Banyacya identified the first Gulf War as the beginning of World War Three. He spent seven years in federal prison for refusing to register for the draft. At the Salzburg World Uranium Hearings, he described Hopi elders who “without even reading books or can’t even read, speak English” described exactly what happened at Hiroshima and Nagasaki—in the Hopi language, using the phrase “gourd of ashes.”9

The Hopi tradition operates differently from the other eight in this library. It does not provide a script—no predicted sequence of events, no designated hero or villain. It provides a diagnostic framework. Koyaanisqatsi is a condition. The patuwvotas of the Third World are a precedent. The Purification is not a punishment but a consequence. The tradition says: the system consuming its own foundations will exhaust itself. It has happened before.

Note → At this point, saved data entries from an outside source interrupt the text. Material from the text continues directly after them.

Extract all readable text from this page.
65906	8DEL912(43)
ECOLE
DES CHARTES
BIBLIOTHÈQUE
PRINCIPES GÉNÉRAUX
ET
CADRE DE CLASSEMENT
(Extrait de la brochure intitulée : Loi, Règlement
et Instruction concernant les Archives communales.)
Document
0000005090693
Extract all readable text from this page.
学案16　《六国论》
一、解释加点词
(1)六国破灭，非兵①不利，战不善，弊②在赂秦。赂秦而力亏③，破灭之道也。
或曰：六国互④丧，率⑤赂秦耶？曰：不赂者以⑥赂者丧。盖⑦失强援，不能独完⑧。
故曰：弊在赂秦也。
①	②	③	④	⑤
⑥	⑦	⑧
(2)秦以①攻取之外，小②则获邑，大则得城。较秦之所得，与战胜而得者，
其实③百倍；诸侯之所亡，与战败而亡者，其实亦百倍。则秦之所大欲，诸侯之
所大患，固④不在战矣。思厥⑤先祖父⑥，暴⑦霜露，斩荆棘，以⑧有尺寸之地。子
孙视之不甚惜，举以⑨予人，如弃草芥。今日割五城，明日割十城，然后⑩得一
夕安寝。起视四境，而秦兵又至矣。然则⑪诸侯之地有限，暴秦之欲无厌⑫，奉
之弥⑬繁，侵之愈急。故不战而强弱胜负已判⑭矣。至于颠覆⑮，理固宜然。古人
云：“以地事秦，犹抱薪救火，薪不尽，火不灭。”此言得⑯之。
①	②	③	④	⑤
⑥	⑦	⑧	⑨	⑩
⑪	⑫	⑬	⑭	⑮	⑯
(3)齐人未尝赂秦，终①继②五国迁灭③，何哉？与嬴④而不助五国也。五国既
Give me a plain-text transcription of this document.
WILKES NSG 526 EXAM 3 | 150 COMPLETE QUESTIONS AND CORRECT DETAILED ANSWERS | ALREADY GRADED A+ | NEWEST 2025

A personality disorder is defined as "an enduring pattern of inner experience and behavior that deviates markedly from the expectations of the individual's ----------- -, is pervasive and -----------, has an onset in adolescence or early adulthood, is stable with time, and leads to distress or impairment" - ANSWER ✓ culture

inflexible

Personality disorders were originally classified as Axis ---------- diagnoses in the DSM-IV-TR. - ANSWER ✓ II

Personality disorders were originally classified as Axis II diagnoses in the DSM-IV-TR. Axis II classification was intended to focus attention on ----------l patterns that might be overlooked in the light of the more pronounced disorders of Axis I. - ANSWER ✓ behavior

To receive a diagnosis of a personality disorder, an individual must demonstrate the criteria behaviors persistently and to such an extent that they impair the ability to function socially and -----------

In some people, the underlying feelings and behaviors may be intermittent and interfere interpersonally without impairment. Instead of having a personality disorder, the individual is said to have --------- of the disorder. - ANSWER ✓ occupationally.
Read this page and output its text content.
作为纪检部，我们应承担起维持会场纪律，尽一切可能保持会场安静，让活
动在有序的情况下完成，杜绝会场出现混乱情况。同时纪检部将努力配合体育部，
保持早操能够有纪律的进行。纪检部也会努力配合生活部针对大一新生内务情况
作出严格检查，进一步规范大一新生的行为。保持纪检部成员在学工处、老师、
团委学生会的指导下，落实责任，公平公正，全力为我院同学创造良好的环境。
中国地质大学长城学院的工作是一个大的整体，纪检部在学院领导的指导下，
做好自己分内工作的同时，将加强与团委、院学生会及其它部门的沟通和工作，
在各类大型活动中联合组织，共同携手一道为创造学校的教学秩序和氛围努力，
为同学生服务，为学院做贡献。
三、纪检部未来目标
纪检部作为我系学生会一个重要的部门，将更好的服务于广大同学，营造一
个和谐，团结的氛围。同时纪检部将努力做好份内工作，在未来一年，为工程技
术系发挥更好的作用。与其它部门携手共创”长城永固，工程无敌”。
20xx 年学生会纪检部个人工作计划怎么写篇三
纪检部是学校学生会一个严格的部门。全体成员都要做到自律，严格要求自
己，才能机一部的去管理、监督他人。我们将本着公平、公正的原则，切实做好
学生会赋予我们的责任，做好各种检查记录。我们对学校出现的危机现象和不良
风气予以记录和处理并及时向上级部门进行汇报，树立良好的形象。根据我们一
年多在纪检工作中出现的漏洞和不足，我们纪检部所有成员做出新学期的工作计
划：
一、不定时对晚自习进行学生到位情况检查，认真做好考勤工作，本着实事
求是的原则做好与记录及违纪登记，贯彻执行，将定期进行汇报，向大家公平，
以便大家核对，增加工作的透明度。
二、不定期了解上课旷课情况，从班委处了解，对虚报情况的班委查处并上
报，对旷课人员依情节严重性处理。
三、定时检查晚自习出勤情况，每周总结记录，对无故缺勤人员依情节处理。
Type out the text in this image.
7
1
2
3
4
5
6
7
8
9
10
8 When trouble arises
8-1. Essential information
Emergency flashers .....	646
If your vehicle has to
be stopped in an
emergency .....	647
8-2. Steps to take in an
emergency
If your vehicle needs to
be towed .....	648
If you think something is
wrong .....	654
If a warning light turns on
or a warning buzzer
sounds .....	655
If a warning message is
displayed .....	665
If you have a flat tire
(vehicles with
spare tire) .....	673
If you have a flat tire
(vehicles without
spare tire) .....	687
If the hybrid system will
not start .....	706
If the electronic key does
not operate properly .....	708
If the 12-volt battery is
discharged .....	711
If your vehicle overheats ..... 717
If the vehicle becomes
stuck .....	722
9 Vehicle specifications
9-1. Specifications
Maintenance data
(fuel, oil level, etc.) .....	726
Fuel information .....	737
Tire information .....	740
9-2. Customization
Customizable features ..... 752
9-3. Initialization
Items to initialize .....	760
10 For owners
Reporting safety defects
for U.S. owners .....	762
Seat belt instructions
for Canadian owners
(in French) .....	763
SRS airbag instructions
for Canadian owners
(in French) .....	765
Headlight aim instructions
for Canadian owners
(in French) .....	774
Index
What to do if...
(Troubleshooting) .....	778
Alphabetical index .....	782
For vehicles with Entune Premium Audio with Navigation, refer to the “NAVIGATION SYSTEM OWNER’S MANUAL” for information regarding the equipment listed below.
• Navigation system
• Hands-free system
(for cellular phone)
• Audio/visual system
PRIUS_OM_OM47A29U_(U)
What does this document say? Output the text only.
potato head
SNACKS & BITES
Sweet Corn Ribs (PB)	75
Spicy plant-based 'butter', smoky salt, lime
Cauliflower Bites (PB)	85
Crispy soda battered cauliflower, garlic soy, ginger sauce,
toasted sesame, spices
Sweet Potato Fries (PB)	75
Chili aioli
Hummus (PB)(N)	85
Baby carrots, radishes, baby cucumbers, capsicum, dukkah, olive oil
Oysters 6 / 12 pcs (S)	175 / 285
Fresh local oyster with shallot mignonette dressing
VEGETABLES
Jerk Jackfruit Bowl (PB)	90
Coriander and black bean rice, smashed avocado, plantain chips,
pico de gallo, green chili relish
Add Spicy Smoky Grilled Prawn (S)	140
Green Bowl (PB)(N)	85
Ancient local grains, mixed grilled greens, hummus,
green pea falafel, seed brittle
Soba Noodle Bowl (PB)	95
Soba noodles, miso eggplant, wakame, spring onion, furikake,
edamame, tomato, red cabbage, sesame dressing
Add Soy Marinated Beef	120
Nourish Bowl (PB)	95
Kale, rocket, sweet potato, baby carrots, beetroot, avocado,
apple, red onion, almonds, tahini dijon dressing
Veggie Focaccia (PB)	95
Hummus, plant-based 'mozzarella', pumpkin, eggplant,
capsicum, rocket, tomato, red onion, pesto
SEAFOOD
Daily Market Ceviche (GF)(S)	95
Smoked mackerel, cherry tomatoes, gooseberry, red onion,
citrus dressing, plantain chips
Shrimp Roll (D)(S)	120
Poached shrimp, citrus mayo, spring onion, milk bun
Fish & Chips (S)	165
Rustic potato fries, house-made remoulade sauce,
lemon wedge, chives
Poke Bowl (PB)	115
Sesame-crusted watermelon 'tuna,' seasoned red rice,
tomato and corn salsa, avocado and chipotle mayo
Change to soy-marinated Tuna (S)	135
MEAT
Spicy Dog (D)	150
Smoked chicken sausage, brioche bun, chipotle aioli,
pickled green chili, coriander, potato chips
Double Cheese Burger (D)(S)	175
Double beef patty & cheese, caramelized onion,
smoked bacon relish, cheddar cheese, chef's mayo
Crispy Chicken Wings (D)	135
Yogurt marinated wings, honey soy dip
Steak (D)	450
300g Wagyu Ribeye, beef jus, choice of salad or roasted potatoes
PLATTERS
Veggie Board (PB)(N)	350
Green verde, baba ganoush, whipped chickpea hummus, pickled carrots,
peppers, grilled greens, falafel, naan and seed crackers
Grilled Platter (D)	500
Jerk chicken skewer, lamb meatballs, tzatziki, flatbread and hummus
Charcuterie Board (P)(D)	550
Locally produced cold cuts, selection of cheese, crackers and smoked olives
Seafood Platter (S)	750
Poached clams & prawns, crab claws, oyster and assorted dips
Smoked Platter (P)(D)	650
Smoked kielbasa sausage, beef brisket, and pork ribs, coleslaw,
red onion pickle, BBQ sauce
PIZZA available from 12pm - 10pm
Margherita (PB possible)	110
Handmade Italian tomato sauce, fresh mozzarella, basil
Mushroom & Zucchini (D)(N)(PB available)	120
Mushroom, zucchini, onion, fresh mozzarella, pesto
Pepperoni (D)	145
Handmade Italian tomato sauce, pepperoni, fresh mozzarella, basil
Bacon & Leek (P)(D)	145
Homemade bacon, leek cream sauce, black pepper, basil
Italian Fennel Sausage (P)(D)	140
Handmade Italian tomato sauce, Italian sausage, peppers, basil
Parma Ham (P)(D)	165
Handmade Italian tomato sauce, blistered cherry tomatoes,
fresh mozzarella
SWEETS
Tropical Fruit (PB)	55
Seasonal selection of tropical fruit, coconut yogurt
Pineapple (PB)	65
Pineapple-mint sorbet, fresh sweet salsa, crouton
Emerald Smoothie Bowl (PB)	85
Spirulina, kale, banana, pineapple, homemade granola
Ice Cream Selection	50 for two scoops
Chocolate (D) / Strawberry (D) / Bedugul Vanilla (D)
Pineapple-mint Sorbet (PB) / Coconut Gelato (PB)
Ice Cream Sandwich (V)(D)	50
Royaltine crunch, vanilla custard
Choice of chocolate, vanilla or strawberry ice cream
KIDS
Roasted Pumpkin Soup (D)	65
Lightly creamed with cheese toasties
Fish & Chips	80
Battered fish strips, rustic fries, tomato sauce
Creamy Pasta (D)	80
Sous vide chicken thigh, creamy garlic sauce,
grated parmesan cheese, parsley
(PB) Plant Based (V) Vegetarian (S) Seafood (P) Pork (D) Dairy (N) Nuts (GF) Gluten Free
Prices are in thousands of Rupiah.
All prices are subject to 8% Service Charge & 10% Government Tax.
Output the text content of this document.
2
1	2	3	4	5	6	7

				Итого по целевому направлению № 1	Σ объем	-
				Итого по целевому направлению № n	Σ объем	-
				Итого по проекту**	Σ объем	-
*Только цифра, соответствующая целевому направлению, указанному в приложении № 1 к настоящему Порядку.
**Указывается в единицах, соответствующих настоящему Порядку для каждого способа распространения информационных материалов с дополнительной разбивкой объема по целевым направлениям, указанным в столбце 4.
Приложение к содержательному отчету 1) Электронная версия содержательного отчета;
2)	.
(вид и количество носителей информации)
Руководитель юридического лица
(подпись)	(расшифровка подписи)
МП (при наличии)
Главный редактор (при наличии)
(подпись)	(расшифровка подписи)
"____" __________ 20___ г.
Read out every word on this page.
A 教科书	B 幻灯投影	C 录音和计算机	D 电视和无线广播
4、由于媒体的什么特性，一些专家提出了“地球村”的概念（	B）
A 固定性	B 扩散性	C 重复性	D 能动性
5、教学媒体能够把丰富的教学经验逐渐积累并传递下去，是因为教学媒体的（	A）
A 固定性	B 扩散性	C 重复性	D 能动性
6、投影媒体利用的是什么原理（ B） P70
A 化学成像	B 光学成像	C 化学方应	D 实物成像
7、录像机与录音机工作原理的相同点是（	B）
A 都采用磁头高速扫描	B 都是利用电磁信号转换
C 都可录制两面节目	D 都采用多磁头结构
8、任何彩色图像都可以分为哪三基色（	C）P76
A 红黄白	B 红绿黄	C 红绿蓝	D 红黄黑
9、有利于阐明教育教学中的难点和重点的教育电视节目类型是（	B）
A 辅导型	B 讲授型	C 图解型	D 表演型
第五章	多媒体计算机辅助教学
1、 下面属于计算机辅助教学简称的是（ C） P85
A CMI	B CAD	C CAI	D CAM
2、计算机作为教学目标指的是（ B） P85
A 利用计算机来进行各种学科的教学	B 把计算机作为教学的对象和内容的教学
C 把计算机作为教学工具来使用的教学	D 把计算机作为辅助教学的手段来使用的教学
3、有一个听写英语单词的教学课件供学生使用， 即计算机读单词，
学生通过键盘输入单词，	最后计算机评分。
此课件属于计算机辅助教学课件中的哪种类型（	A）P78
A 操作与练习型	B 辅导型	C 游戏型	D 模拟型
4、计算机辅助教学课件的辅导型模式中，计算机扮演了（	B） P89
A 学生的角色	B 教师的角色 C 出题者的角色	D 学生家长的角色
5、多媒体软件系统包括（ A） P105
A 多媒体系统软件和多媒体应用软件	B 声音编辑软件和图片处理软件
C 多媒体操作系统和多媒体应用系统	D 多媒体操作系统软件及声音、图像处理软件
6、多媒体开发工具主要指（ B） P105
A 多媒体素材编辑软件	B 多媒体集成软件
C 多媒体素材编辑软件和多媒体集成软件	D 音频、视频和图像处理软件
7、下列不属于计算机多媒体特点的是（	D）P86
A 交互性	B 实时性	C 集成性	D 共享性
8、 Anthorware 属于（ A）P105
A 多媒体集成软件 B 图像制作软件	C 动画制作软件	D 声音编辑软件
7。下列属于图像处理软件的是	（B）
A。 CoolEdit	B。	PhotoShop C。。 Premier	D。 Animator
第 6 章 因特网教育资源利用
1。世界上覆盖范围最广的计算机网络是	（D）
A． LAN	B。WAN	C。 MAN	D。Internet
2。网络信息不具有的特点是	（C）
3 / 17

The zig-zag lines on the upper path disintegrate and dissipate. The lower path—continuous life in harmony with nature—continues.

SOURCES

  1. Shaul, D.L. A Concise Hopi and English Lexicon (1985). Uto-Aztecan morphological analysis: koyaanis- + -qatsi.
  2. Malotki, E. Hopi Tales of Destruction (U. Nebraska Press, 2002). Narrated by Lomatuway’ma et al. Geertz, A.W. review in Anthropos Bd. 99, H. 2 (2004): 656–658.
  3. Waters, F. Book of the Hopi (Viking, 1963). Third World / Kuskurza / patuwvotas.
  4. 1959 mimeographed manuscript, circulated among Methodist and Presbyterian churches. Predates Waters (1963) by four years.
  5. Banyacya, T. Quoted in Windspeaker (2009). Four messengers appointed 1948.
  6. Banyacya, T. UN General Assembly address, December 10, 1992. Full transcript: Rutgers University archive.
  7. White Feather, Bear Clan. Nine Signs transmitted to Rev. David Young, summer 1958.
  8. Geertz, A.W. The Invention of Prophecy: Continuity and Meaning in Hopi Indian Religion (U. California Press, 1994).
  9. Banyacya, T. Salzburg World Uranium Hearings (1992). Transcript at Poison Fire, Sacred Earth.